After the Girona debacle, several of our players including Dani Rodriguez went over to the away end to clap the handful of Mallorca fans there, only to be insulted and even given death threats from some pubescent pond-life who certainly weren’t proper Mallorquinistas.
There’s still talk about us trying to get into European competition next season if we finish eighth. La Liga participation for us is vital and the demands of a Conference League place is for me not that important. History shows that modest teams in Spanish football ended up paying the price of playing in a European competition by being relegated the following year, some examples of which are Celta (2003/04), Zaragoza (2007/08), Villareal (2011/12), Betis (2012/13) and Espanyol (2019/20).
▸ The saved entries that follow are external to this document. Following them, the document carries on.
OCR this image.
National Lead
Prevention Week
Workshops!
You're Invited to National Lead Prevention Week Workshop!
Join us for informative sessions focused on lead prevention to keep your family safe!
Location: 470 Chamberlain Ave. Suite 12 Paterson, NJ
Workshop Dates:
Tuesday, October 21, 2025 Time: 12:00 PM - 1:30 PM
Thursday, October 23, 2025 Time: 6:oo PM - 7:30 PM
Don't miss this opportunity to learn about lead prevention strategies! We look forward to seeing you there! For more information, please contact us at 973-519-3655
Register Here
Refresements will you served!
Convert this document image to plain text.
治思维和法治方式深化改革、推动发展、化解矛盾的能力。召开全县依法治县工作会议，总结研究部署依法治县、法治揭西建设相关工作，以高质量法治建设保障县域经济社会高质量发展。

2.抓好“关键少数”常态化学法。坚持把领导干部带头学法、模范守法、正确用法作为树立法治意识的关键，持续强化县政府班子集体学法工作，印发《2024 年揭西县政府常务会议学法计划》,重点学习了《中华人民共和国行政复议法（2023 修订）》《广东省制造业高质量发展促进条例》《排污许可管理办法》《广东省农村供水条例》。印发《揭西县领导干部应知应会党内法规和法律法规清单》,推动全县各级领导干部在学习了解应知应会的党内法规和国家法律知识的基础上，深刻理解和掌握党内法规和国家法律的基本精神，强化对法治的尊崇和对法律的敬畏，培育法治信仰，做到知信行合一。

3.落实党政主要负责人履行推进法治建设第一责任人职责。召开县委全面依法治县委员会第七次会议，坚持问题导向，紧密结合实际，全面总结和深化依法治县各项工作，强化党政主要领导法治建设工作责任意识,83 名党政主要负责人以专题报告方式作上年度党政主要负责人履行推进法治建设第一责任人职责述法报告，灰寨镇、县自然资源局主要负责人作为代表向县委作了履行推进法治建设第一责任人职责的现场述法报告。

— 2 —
PS As if things weren’t bad enough at the moment, our B team were relegated recently and closed their season away at league winners Europa in Barcelona last Saturday. They had an unpleasant surprise when they realised they had forgotten their “kits” and the home side had to provide their away colours to allow the match to be played as normal – it was “normal” as Mallorca B lost 5-0! They will now compete in a league four categories below the first team, not good for strengthening the senior side from the academy.
AND FINALLY, seismologists at the University of Liverpool have said that after Liverpool won the Premier League title, celebrations caused an earth tremor not felt on Merseyside since Liz Kendall announced a crackdown on sickness benefits!